Domain-Specific WER Filtering#
Different speech domains have varying acoustic characteristics and transcription complexity. Adjust WER thresholds based on your specific domain:
Conversational Speech#
Conversational speech typically has higher WER due to informal language, disfluencies, overlapping speech, and background noise. Use more lenient thresholds:
# More lenient thresholds for conversational speech
conversational_wer_config = {
"excellent_threshold": 15.0, # compared to 10.0 for read speech
"good_threshold": 35.0, # compared to 25.0 for read speech
"acceptable_threshold": 60.0 # compared to 50.0 for read speech
}
conversational_filter = PreserveByValueStage(
input_value_key="wer",
target_value=conversational_wer_config["good_threshold"],
operator="le"
)
pipeline.add_stage(conversational_filter)

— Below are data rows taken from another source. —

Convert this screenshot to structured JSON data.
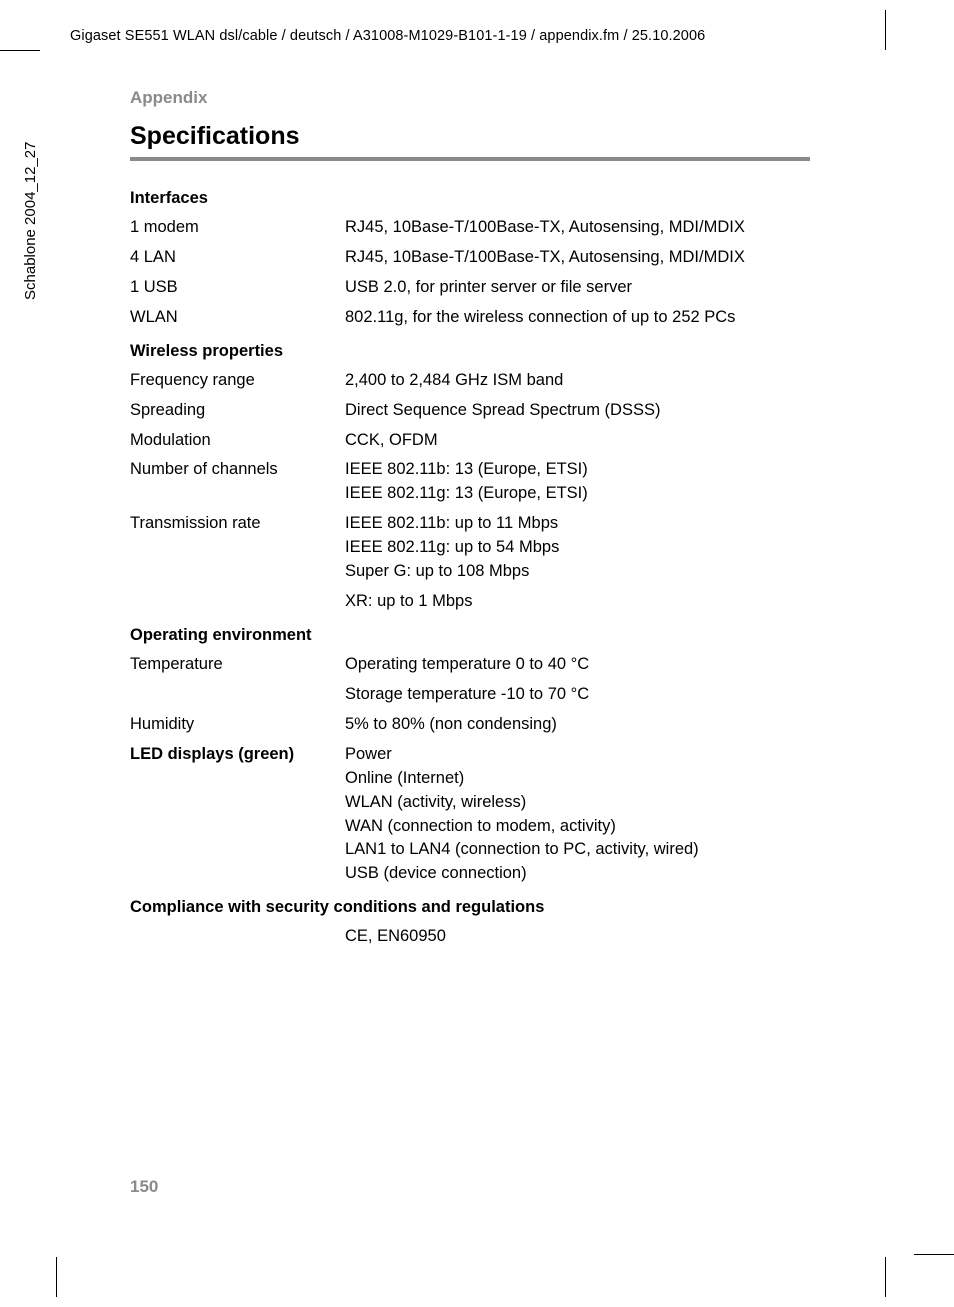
{
  "header_path": "Gigaset SE551 WLAN dsl/cable / deutsch / A31008-M1029-B101-1-19 / appendix.fm / 25.10.2006",
  "side_text": "Schablone 2004_12_27",
  "appendix_label": "Appendix",
  "title": "Specifications",
  "page_number": "150",
  "sections": [
    {
      "heading": "Interfaces",
      "rows": [
        {
          "label": "1 modem",
          "value": [
            "RJ45, 10Base-T/100Base-TX, Autosensing, MDI/MDIX"
          ]
        },
        {
          "label": "4 LAN",
          "value": [
            "RJ45, 10Base-T/100Base-TX, Autosensing, MDI/MDIX"
          ]
        },
        {
          "label": "1 USB",
          "value": [
            "USB 2.0, for printer server or file server"
          ]
        },
        {
          "label": "WLAN",
          "value": [
            "802.11g, for the wireless connection of up to 252 PCs"
          ]
        }
      ]
    },
    {
      "heading": "Wireless properties",
      "rows": [
        {
          "label": "Frequency range",
          "value": [
            "2,400 to 2,484 GHz ISM band"
          ]
        },
        {
          "label": "Spreading",
          "value": [
            "Direct Sequence Spread Spectrum (DSSS)"
          ]
        },
        {
          "label": "Modulation",
          "value": [
            "CCK, OFDM"
          ]
        },
        {
          "label": "Number of channels",
          "value": [
            "IEEE 802.11b: 13 (Europe, ETSI)",
            "IEEE 802.11g: 13 (Europe, ETSI)"
          ]
        },
        {
          "label": "Transmission rate",
          "value": [
            "IEEE 802.11b: up to 11 Mbps",
            "IEEE 802.11g: up to 54 Mbps",
            "Super G: up to 108 Mbps"
          ]
        },
        {
          "label": "",
          "value": [
            "XR: up to 1 Mbps"
          ]
        }
      ]
    },
    {
      "heading": "Operating environment",
      "rows": [
        {
          "label": "Temperature",
          "value": [
            "Operating temperature 0 to 40 °C"
          ]
        },
        {
          "label": "",
          "value": [
            "Storage temperature -10 to 70 °C"
          ]
        },
        {
          "label": "Humidity",
          "value": [
            "5% to 80% (non condensing)"
          ]
        },
        {
          "label": "LED displays (green)",
          "label_bold": true,
          "value": [
            "Power",
            "Online (Internet)",
            "WLAN (activity, wireless)",
            "WAN (connection to modem, activity)",
            "LAN1 to LAN4 (connection to PC, activity, wired)",
            "USB (device connection)"
          ]
        }
      ]
    },
    {
      "heading": "Compliance with security conditions and regulations",
      "rows": [
        {
          "label": "",
          "value": [
            "CE, EN60950"
          ]
        }
      ]
    }
  ]
}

Use cases: Call center recordings, meeting transcriptions, casual interviews, social media audio
Broadcast and News#
Broadcast speech features professional speakers, controlled environments, and clear articulation, enabling stricter quality standards:
# Stricter thresholds for high-quality broadcast speech
broadcast_wer_config = {
"excellent_threshold": 5.0, # Very strict
"good_threshold": 15.0, # Stricter than general
"acceptable_threshold": 25.0 # Maximum for broadcast quality
}
broadcast_filter = PreserveByValueStage(
input_value_key="wer",
target_value=broadcast_wer_config["good_threshold"],
operator="le"
)
pipeline.add_stage(broadcast_filter)
Use cases: News broadcasts, audiobooks, podcasts, prepared presentations, voiceovers
Complete WER Filtering Example#
Here’s a complete pipeline demonstrating WER calculation and filtering:
from nemo_curator.pipeline import Pipeline
from nemo_curator.backends.xenna import XennaExecutor
from nemo_curator.stages.audio.datasets.fleurs.create_initial_manifest import CreateInitialManifestFleursStage
from nemo_curator.stages.audio.inference.asr_nemo import InferenceAsrNemoStage
from nemo_curator.stages.audio.metrics.get_wer import GetPairwiseWerStage
from nemo_curator.stages.audio.common import PreserveByValueStage
from nemo_curator.stages.audio.io.convert import AudioToDocumentStage
from nemo_curator.stages.text.io.writer import JsonlWriter
from nemo_curator.stages.resources import Resources
# Create WER filtering pipeline
pipeline = Pipeline(name="wer_filtering")
# 1. Load audio data with ground truth transcriptions
pipeline.add_stage(CreateInitialManifestFleursStage(
lang="en_us",
split="validation",
raw_data_dir="./audio_data"
).with_(batch_size=8))
# 2. Run ASR inference to generate predictions
pipeline.add_stage(InferenceAsrNemoStage(
model_name="nvidia/stt_en_fastconformer_hybrid_large_pc",
pred_text_key="pred_text"
).with_(resources=Resources(gpus=1.0)))
# 3. Calculate WER
pipeline.add_stage(GetPairwiseWerStage(
text_key="text",
pred_text_key="pred_text",
wer_key="wer"
))
# 4. Filter by WER threshold (keep WER ≤ 30%)
pipeline.add_stage(PreserveByValueStage(
input_value_key="wer",
target_value=30.0,
operator="le"
))
# 5. Export filtered results
pipeline.add_stage(AudioToDocumentStage())
pipeline.add_stage(JsonlWriter(path="./filtered_audio"))
# Execute pipeline
executor = XennaExecutor()
pipeline.run(executor)
Best Practices#
Start with lenient thresholds: Begin with higher WER thresholds (for example, 50%) and progressively tighten based on dataset size and quality requirements.
Consider domain characteristics: Adjust thresholds based on speech type (conversational compared to broadcast compared to read speech).
Analyze before filtering: Export WER distributions to understand your data before applying aggressive filters.
Balance quality and quantity: Stricter thresholds improve data quality but reduce dataset size; find the right balance for your use case.
Check ASR model: Ensure your ASR model is appropriate for the language and domain before using WER for filtering.